Naspers subsidiary Media24 has announced the closure of almost all print operations. What has driven this decision?
SA is enormously important to us. We understand it’s our heritage, we have a lot of people here and understand our importance to the country. It is a priority for us as a group.
Media24 is important to the media landscape. It’s the most important player in that regard. What we’ve experienced and what we announced last week is a consequence of the changes and transitions seen throughout the world, from print to digital. And we are investing in that transition. The content still exists and we still have readership. We’re following our readers, who have moved online.
Transitions can be challenging and difficult as they involve people. These decisions are not taken lightly. Media24 is a profitable business in which we will continue to invest.
Do you have the appetite to invest in any other media assets?
Content businesses have been growth extensions to some of the huge tech players such as Apple.
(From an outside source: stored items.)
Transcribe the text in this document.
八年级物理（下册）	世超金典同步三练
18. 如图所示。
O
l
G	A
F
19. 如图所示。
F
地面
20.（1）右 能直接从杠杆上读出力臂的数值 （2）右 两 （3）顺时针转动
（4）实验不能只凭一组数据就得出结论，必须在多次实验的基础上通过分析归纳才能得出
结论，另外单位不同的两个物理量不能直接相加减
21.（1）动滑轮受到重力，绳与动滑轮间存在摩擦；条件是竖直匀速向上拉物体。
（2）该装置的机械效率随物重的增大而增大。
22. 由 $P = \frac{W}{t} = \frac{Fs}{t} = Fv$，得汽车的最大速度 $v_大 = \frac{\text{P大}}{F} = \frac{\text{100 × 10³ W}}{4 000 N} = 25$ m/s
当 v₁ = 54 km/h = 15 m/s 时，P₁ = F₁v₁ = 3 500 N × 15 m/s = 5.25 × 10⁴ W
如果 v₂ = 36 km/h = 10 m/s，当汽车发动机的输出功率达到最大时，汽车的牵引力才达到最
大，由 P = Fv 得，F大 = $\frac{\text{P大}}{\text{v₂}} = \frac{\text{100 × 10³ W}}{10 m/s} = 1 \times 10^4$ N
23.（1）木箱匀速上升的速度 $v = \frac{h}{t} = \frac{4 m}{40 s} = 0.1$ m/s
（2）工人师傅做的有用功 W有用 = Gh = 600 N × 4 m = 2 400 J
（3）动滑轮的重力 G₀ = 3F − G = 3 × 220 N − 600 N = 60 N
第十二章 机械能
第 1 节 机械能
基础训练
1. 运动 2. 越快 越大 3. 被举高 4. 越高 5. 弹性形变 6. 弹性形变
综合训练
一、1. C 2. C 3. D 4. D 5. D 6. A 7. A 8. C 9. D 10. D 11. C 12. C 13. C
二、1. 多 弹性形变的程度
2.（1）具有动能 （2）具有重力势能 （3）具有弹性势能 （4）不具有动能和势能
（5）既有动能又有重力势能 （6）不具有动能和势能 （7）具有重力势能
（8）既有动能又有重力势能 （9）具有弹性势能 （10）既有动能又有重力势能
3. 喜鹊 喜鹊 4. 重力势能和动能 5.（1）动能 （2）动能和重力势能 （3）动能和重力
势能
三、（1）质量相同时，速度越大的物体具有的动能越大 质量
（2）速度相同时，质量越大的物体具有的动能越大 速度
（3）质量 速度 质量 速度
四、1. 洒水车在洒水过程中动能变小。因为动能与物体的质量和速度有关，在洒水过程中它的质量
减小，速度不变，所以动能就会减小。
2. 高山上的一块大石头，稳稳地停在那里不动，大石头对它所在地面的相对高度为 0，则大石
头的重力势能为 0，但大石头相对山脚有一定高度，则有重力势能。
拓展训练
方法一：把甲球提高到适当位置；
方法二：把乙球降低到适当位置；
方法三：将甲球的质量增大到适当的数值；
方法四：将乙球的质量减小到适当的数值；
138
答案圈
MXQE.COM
Netflix was originally just a DVD distribution network before becoming a subscription and production company, which has led to their great success.
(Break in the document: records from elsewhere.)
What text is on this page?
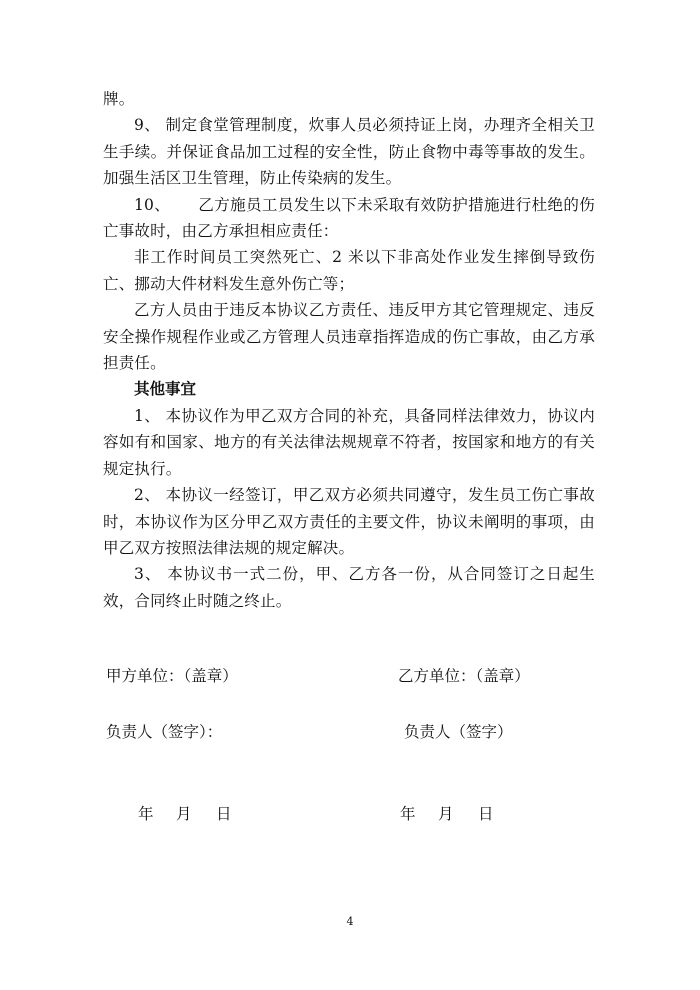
牌。

9、 制定食堂管理制度，炊事人员必须持证上岗，办理齐全相关卫生手续。并保证食品加工过程的安全性，防止食物中毒等事故的发生。加强生活区卫生管理，防止传染病的发生。

10、 乙方施员工员发生以下未采取有效防护措施进行杜绝的伤亡事故时，由乙方承担相应责任：

非工作时间员工突然死亡、2 米以下非高处作业发生摔倒导致伤亡、挪动大件材料发生意外伤亡等；

乙方人员由于违反本协议乙方责任、违反甲方其它管理规定、违反安全操作规程作业或乙方管理人员违章指挥造成的伤亡事故，由乙方承担责任。

其他事宜

1、 本协议作为甲乙双方合同的补充，具备同样法律效力，协议内容如有和国家、地方的有关法律法规规章不符者，按国家和地方的有关规定执行。

2、 本协议一经签订，甲乙双方必须共同遵守，发生员工伤亡事故时，本协议作为区分甲乙双方责任的主要文件，协议未阐明的事项，由甲乙双方按照法律法规的规定解决。

3、 本协议书一式二份，甲、乙方各一份，从合同签订之日起生效，合同终止时随之终止。

甲方单位：（盖章）	乙方单位：（盖章）
负责人（签字）：	负责人（签字）
年	月	日	年	月	日
4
Content is incredibly expensive and to do it well requires a lot of expertise and experience, so it is unlikely that we would invest in it at this moment. Never say never, however, because as we become bigger and more successful, there may be other avenues to explore content-related businesses.
What about social media content businesses?
One of the brilliant parts of ByteDance in China, otherwise known as TikTok, is its user-generated content. They don’t have content development costs. Yet it has content that is engaging for consumers and audiences everywhere. It’s a brilliant model. I wish we had found that at Prosus/Naspers! When I was at SoftBank, I invested in ByteDance. Once those businesses take off and create their own scale and audience, it’s very difficult to disrupt them.
We have Tencent. In China they have short-video, long-form content, games. We have a lot of content if you include Tencent. It’s primarily in China, though they do have some international games as well.
The group has made it known that it wants to build an ecosystem among its portfolio of businesses. What does this mean?
The definition of ecosystem is important. It’s about having a customer to whom you sell a number of different products and services. Apple and Tencent are great examples. We do that in our individual businesses such as OLX, iFood and eMag in Romania. And it’s not just commerce but also food and groceries, logistics and delivery. There’s a bunch of stuff in their ecosystems. It may actually be the strongest ecosystem play we have in our entire portfolio.
What does that look like for a group such as Naspers/Prosus?
It’s not always about a common customer as we have operations spread far and wide, including in the likes of Romania and Brazil. For our management systems it’s about best practice and knowledge sharing. We are always looking for ways to deploy artificial intelligence across the entire portfolio because it will help our businesses.
Note: This article has been edited for brevity and clarity.